Il n’est pas un croyant, pas un artiste, qui ne puisse témoigner des licences que l’art mondain prend avec la liturgie. Les exemples seraient innombrables. On connaît le programme ordinaire des « grands mariages » et des « services de première classe, » le style des messes de Noël ou de Pâques et des saints qualifiés de solennels. L’Agnus Dei se chante également sur un air d’amour de la Damnation de Faust et sur l’intermède de Cavalleria rusticana. Ce n’est même plus la marche du Songe d’une nuit d’été qui fait escorte à la jeune épousée : c’est la « méditation » de Thaïs. Une absoute n’est que le dernier des concerts ou des opéras auquel assiste le défunt. On a vu des pèlerins entrer dans la basilique de Montmartre aux sons de l’ouverture d’Obéron, exécutée par une fanfare, et je sais une église normande où, le dimanche, à la « messe des baigneurs, » les Tziganes ont joué.

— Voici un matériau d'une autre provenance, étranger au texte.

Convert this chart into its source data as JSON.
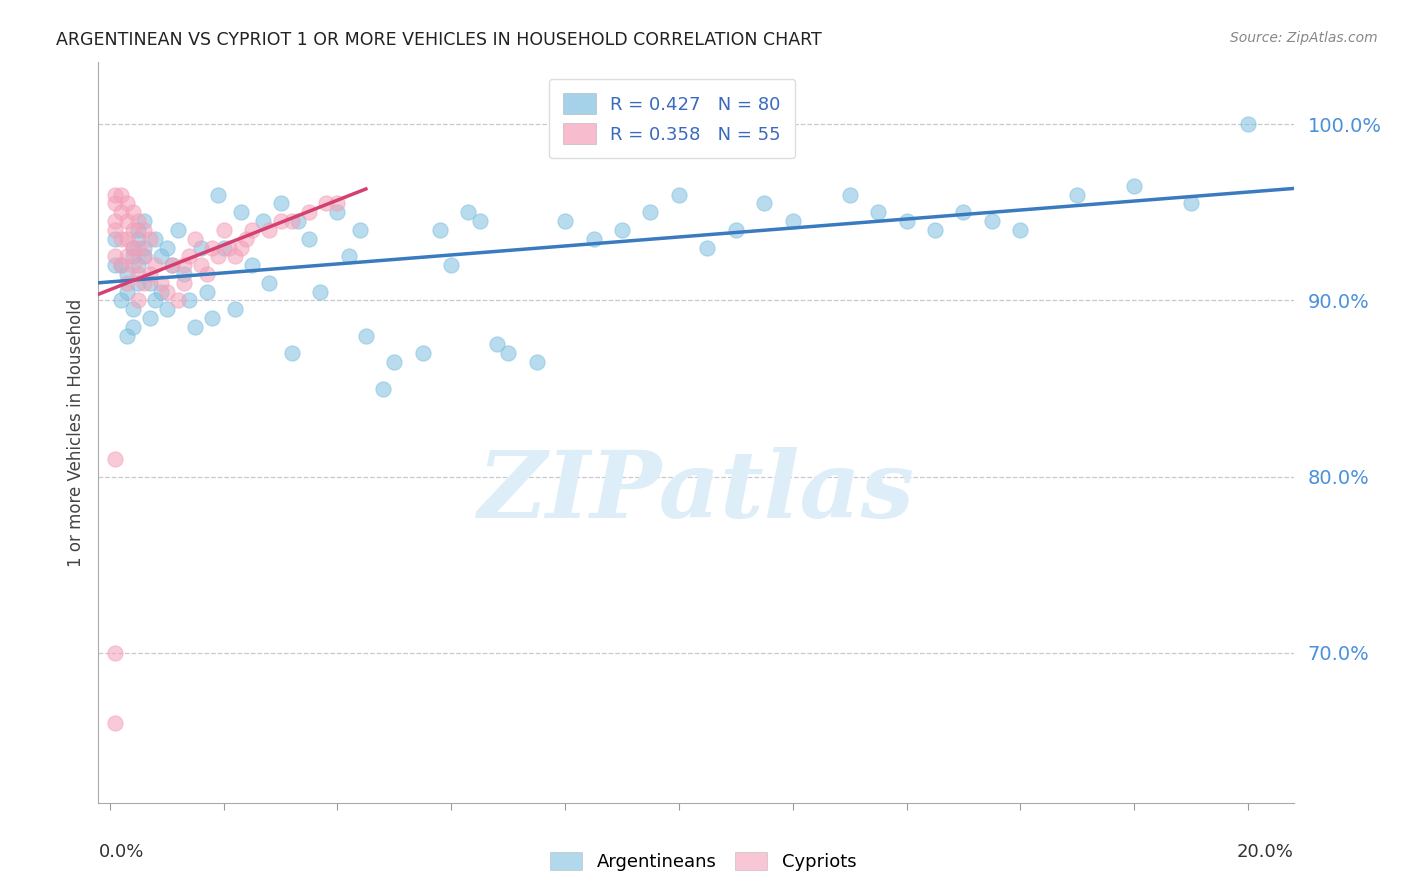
{
  "title": "ARGENTINEAN VS CYPRIOT 1 OR MORE VEHICLES IN HOUSEHOLD CORRELATION CHART",
  "source": "Source: ZipAtlas.com",
  "ylabel": "1 or more Vehicles in Household",
  "r_argentinean": 0.427,
  "n_argentinean": 80,
  "r_cypriot": 0.358,
  "n_cypriot": 55,
  "color_argentinean": "#7fbfdf",
  "color_cypriot": "#f4a0b8",
  "line_color_argentinean": "#3a7abf",
  "line_color_cypriot": "#d44070",
  "watermark": "ZIPatlas",
  "watermark_color": "#ddeef8",
  "ytick_labels": [
    "70.0%",
    "80.0%",
    "90.0%",
    "100.0%"
  ],
  "ytick_values": [
    0.7,
    0.8,
    0.9,
    1.0
  ],
  "ymin": 0.615,
  "ymax": 1.035,
  "xmin": -0.002,
  "xmax": 0.208,
  "argentinean_x": [
    0.001,
    0.001,
    0.002,
    0.002,
    0.003,
    0.003,
    0.003,
    0.004,
    0.004,
    0.004,
    0.004,
    0.005,
    0.005,
    0.005,
    0.005,
    0.006,
    0.006,
    0.006,
    0.007,
    0.007,
    0.008,
    0.008,
    0.009,
    0.009,
    0.01,
    0.01,
    0.011,
    0.012,
    0.013,
    0.014,
    0.015,
    0.016,
    0.017,
    0.018,
    0.019,
    0.02,
    0.022,
    0.023,
    0.025,
    0.027,
    0.028,
    0.03,
    0.032,
    0.033,
    0.035,
    0.037,
    0.04,
    0.042,
    0.044,
    0.045,
    0.048,
    0.05,
    0.055,
    0.058,
    0.06,
    0.063,
    0.065,
    0.068,
    0.07,
    0.075,
    0.08,
    0.085,
    0.09,
    0.095,
    0.1,
    0.105,
    0.11,
    0.115,
    0.12,
    0.13,
    0.135,
    0.14,
    0.145,
    0.15,
    0.155,
    0.16,
    0.17,
    0.18,
    0.19,
    0.2
  ],
  "argentinean_y": [
    0.935,
    0.92,
    0.92,
    0.9,
    0.915,
    0.905,
    0.88,
    0.93,
    0.925,
    0.895,
    0.885,
    0.94,
    0.935,
    0.92,
    0.91,
    0.945,
    0.93,
    0.925,
    0.91,
    0.89,
    0.935,
    0.9,
    0.925,
    0.905,
    0.93,
    0.895,
    0.92,
    0.94,
    0.915,
    0.9,
    0.885,
    0.93,
    0.905,
    0.89,
    0.96,
    0.93,
    0.895,
    0.95,
    0.92,
    0.945,
    0.91,
    0.955,
    0.87,
    0.945,
    0.935,
    0.905,
    0.95,
    0.925,
    0.94,
    0.88,
    0.85,
    0.865,
    0.87,
    0.94,
    0.92,
    0.95,
    0.945,
    0.875,
    0.87,
    0.865,
    0.945,
    0.935,
    0.94,
    0.95,
    0.96,
    0.93,
    0.94,
    0.955,
    0.945,
    0.96,
    0.95,
    0.945,
    0.94,
    0.95,
    0.945,
    0.94,
    0.96,
    0.965,
    0.955,
    1.0
  ],
  "cypriot_x": [
    0.001,
    0.001,
    0.001,
    0.001,
    0.001,
    0.001,
    0.001,
    0.001,
    0.002,
    0.002,
    0.002,
    0.002,
    0.003,
    0.003,
    0.003,
    0.003,
    0.003,
    0.004,
    0.004,
    0.004,
    0.004,
    0.005,
    0.005,
    0.005,
    0.005,
    0.006,
    0.006,
    0.006,
    0.007,
    0.007,
    0.008,
    0.009,
    0.01,
    0.011,
    0.012,
    0.013,
    0.013,
    0.014,
    0.015,
    0.016,
    0.017,
    0.018,
    0.019,
    0.02,
    0.021,
    0.022,
    0.023,
    0.024,
    0.025,
    0.028,
    0.03,
    0.032,
    0.035,
    0.038,
    0.04
  ],
  "cypriot_y": [
    0.955,
    0.945,
    0.94,
    0.925,
    0.96,
    0.81,
    0.7,
    0.66,
    0.96,
    0.95,
    0.935,
    0.92,
    0.955,
    0.945,
    0.935,
    0.925,
    0.91,
    0.95,
    0.94,
    0.93,
    0.92,
    0.945,
    0.93,
    0.915,
    0.9,
    0.94,
    0.925,
    0.91,
    0.935,
    0.915,
    0.92,
    0.91,
    0.905,
    0.92,
    0.9,
    0.92,
    0.91,
    0.925,
    0.935,
    0.92,
    0.915,
    0.93,
    0.925,
    0.94,
    0.93,
    0.925,
    0.93,
    0.935,
    0.94,
    0.94,
    0.945,
    0.945,
    0.95,
    0.955,
    0.955
  ]
}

« Ma maison est une maison de prière ; » et la musique ne permet plus qu’on y prie. Toute d’apparence et d’extérieur, quand ce n’est pas de feinte et de mensonge, elle contredit, loin de les exprimer, les plus profondes, les plus surnaturelles vérités. Elle néglige, elle détruit l’essence ou l’âme de la pensée et du sentiment, de la croyance et de l’amour. Elle ne fausse pas seulement l’idéal religieux : elle le supprime. Elle est mortelle à l’esprit, que le son, comme la lettre, peut tuer.

C’est une confusion, dirait la Bible. Et ce n’est que la première. Une autre, non moins déplorable, s’y est ajoutée. La trop fameuse devise : « L’art pour l’art, » funeste même dans le monde, à l’église est impie. elle y a régné pourtant ; elle y a consommé son œuvre pernicieuse. Elle a rompu, renversé le rapport logique et nécessaire des choses, en sacrifiant la liturgie ou le culte à la musique, c’est-à-dire le principal à l’accessoire et la fin au moyen. Il n’y a pas de pire désordre et qui se paie plus chèrement. Aussi, qu’est-il arrivé ? La musique à l’église s’est regardée ou mieux écoutée elle-même ; elle s’est complu en soi et n’a plus aimé que sa propre excellence. Alors elle a perdu le sceau de la ressemblance divine et n’est pas demeurée dans la vérité.